Mario Pontes (*)
Advirto que já contei esta história. Mas não a leitores do DF, até porque na época em que as coisas aconteceram nenhum de vocês aí estava ao meu alcance. Mas depois de ler neste mesmo semanário – edição de 21.10. 2016 – a notícia de que jovens poetas brasilienses vão festejar, no próximo dia 31, os 114 anos do nascimento de Carlos Drummond de Andrade, não resisti à tentação de levar a colher ao prato alheio, não para tirar uma colherada, mas para acrescentar outra.
Ao contrário de alguns dos nossos poetas modernos, Drummond andou sempre de namoro com o jornalismo, o de Belo Horizonte para começar. Em 1945, já no Rio, publica seu quarto livro de poesia, o primeiro largamente popular: A Rosa do Povo. Era um jornal poético sobre o que trágico vinha ocorrendo no mundo: a guerra que destruía o mundo e matava às centenas de milhares por mês.
Depois Drummond pôde escrever versos que já não frequentavam campos de batalha, mas ainda estavam focados nas consciências e nos dramas materiais de milhões. Mas isso era pouco. E a lembrança de que fora jovem jornalista em BH trouxe-o para a imprensa carioca. Primeiro o Correio da Manhã, para onde escreveu durante vários anos.
Em 1968 recebeu o convite pelo qual certamente esperava: o Jornal do Brasil, em seu melhor momento, ofereceu-lhe espaço para publicar três crônicas por semana no Caderno B. Drummond começou a fazer o melhor e o jornal a aumentar seu espaço e dar-lhe lugares mais nobres do que aquela coluna interna do B.

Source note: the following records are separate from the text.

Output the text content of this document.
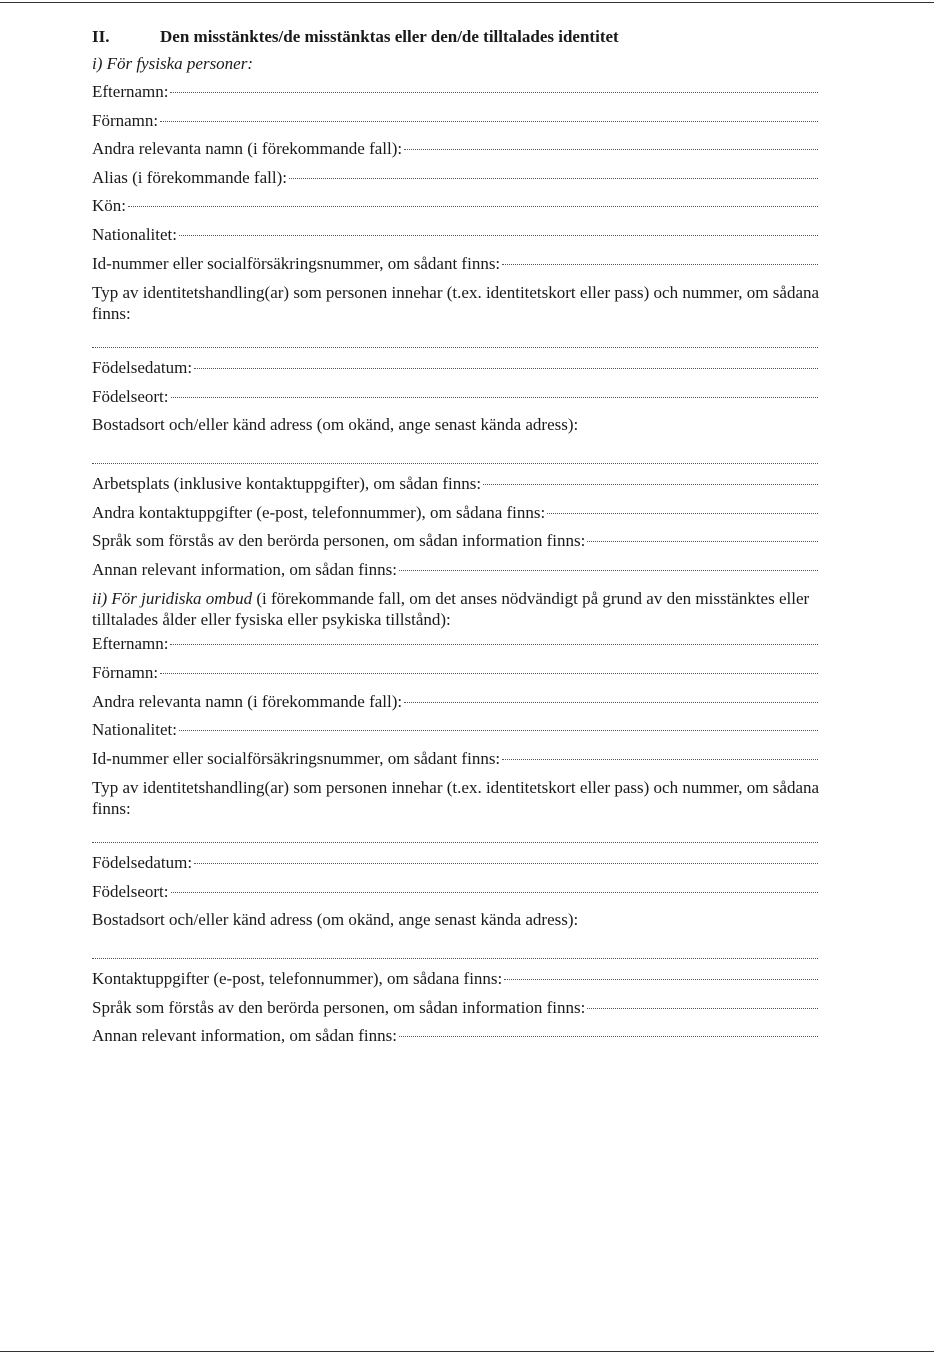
II.	Den misstänktes/de misstänktas eller den/de tilltalades identitet
i) För fysiska personer:
Efternamn:
Förnamn:
Andra relevanta namn (i förekommande fall):
Alias (i förekommande fall):
Kön:
Nationalitet:
Id-nummer eller socialförsäkringsnummer, om sådant finns:
Typ av identitetshandling(ar) som personen innehar (t.ex. identitetskort eller pass) och nummer, om sådana finns:
Födelsedatum:
Födelseort:
Bostadsort och/eller känd adress (om okänd, ange senast kända adress):
Arbetsplats (inklusive kontaktuppgifter), om sådan finns:
Andra kontaktuppgifter (e-post, telefonnummer), om sådana finns:
Språk som förstås av den berörda personen, om sådan information finns:
Annan relevant information, om sådan finns:
ii) För juridiska ombud (i förekommande fall, om det anses nödvändigt på grund av den misstänktes eller tilltalades ålder eller fysiska eller psykiska tillstånd):
Efternamn:
Förnamn:
Andra relevanta namn (i förekommande fall):
Nationalitet:
Id-nummer eller socialförsäkringsnummer, om sådant finns:
Typ av identitetshandling(ar) som personen innehar (t.ex. identitetskort eller pass) och nummer, om sådana finns:
Födelsedatum:
Födelseort:
Bostadsort och/eller känd adress (om okänd, ange senast kända adress):
Kontaktuppgifter (e-post, telefonnummer), om sådana finns:
Språk som förstås av den berörda personen, om sådan information finns:
Annan relevant information, om sådan finns:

O jornal designou-me para manter contato com ele pelo menos uma vez por semana. Perguntei-lhe um dia se era muito visitado pelos jovens em seu apartamento de Copacabana. Quase toda tarde – respondeu. – Tenho que ouvir muito e falar mais, não posso me recusar! – Parou, suspirou e mudou de conversa: – Que tal eu fazer uma visita ao JB? Nunca fui aí.
Dias depois, quando entrou silencioso, só foi reconhecido ao chegar à sala do Caderno B. Então as jovens repórteres ensurdeceram a redação com seus gritos e todos vieram festejá-lo. Quem tinha o seu talento poético? Quem, tanto quanto ele, sabia aquecer corações com sorrisos, restaurar a fé com poemas que eram maiores que discursos no meio da Praça?
(*) Mario Pontes é autor e tradutor de dezenas de livros. Em seus mais de vinte anos no Jornal do Brasil foi nos primeiros três redator do Caderno B e depois editor do caderno Idéias & Livros.